The problem is that current detection methods have certain shortcomings: “Environmental experts do have acoustic pickup devices - Passive Acoustic Monitoring Systems or PAMS - but many marine mammals shut down vocalisation when hunting and some species such as Brydes whales, for example, tend not to vocalise that often," said Martin Stanley of Ocean Life Survey.
However, they do have a recognisable heat signature which means that they can be spotted from above using a thermal imaging camera, as they regularly come up for air.
Airborne surveys aren’t new and commonly utilise fixed wing aircraft for marine mammal research. “However, we’ve seen that as we approached, dolphins just dived down out of sight,” Stanley told MJ. Further, they are costly to hire “and as an aircraft passes overhead
fairly quickly, marine mammals obscured under cloudy waster could be missed”.
More, drones are far less expensive, create less shadow and acoustic disturbance and have the ability to turn and hover, allowing for detailed investigation. The system developed by Stanley, which has been tested both in the UK and New Zealand, has a 3.5km or 7km range, depending on country-specific regulation and around half an hour’s flight time. Therefore it’s possible to fly it by direct control or pre-plotted track, change the batteries – which takes less than a minute – then fly it out along a different path. This method also allows coastal surveys to be carried out sequentially along the shoreline.

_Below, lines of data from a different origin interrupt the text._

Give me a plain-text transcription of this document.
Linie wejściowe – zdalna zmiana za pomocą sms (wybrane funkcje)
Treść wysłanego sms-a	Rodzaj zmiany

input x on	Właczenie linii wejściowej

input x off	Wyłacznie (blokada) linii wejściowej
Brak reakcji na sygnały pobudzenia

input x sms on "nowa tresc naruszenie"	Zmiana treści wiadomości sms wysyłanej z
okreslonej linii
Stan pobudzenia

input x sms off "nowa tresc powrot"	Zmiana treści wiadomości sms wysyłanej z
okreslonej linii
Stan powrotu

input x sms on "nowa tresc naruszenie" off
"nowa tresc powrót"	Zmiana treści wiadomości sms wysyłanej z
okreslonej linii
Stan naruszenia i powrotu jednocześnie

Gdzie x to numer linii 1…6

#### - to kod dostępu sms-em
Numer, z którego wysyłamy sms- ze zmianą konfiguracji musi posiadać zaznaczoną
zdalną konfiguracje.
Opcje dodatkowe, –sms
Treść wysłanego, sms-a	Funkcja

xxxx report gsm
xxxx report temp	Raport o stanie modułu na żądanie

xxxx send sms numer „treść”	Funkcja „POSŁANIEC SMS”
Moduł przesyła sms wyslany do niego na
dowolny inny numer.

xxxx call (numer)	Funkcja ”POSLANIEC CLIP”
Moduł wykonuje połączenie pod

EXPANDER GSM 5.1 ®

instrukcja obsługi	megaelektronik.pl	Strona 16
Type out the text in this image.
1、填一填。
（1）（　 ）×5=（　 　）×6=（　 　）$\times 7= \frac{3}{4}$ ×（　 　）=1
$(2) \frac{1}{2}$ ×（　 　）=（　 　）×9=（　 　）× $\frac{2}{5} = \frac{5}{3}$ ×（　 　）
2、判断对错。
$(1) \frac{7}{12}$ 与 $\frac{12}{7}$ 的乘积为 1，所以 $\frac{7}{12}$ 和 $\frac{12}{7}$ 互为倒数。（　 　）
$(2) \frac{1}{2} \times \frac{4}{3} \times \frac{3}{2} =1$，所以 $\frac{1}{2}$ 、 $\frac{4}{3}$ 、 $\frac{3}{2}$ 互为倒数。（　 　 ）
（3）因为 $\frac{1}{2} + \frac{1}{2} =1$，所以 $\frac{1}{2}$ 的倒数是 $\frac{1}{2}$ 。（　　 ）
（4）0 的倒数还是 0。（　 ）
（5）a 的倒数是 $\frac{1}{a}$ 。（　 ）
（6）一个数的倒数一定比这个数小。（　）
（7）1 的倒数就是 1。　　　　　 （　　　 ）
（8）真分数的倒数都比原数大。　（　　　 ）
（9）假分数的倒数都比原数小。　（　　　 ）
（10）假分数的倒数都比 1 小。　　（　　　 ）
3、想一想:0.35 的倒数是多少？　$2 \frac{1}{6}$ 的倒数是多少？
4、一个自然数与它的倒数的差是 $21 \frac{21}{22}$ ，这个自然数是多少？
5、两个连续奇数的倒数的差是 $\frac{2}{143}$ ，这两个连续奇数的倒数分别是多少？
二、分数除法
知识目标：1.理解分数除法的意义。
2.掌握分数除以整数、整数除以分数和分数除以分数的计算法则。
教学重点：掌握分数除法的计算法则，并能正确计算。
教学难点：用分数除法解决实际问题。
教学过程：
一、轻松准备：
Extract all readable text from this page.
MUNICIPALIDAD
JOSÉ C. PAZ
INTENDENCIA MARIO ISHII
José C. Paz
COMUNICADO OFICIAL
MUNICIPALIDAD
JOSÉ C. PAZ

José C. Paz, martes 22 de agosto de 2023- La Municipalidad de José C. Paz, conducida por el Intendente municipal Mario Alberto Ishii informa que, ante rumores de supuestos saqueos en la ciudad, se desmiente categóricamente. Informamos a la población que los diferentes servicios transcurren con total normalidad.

Interestingly, the drone system is a further development of a vessel-based unit – with significant changes as the boat installation was too heavy for this kind of deployment. As a result “it became necessary to find a lightweight, low-power and cost-effective alternative” explained Stanley.
The answer is kitting out a DJI Phantom 4 so that (along with its standard HD video and controller) it has a long-range, 32,136-pixel thermal camera with adjustable focus, mounted on a base that can provide a 180-degree vertical view and a full 360 degrees in the horizontal plane. The camera can ‘see’ up to 600m and provides GPS location alongside temperature readings for background environments and individual objects: all the data is recorded in the onboard computer for later analysis, but there’s also a live infrared image transmission for flights within 250m.
The Phantom 4 provides a capable foundation, allowing for launch and retrieval from practically any location, land or boat and it can operate in wind speeds up to 10m per second. If the signal is lost it will automatically fly back till it’s recovered or return to a predetermined point.
Usefully, while a vessel-mounted system requires a more expensive thermal camera with a long-range zoom, an onboard drone can physically move around a vessel, and therefore can use a less costly version with a shorter zoom range.
It’s worth noting this thermal imaging system isn’t limited to construction and surveys: it may also help fishing vessels reduce by-catch. The sight of drowned dolphins caught in nets is all too common, but the onboard drone could be flown, day or night, to check the area before and during fishing operations. It’s something that could add to the company’s green credentials pointed out Stanley.
The technology has also recently been deployed along NZ’s Waitakere coastline for a trial survey, supported by the Waitakere Ranges with further assistance from Maui & Hector’s Dolphin Defenders and Auckland Regional Parks.
Martin Stanley concluded: “The work we have undertaken in developing and testing the thermal imaging drones, opens the way for them to be used to improve marine mammal protection and study.”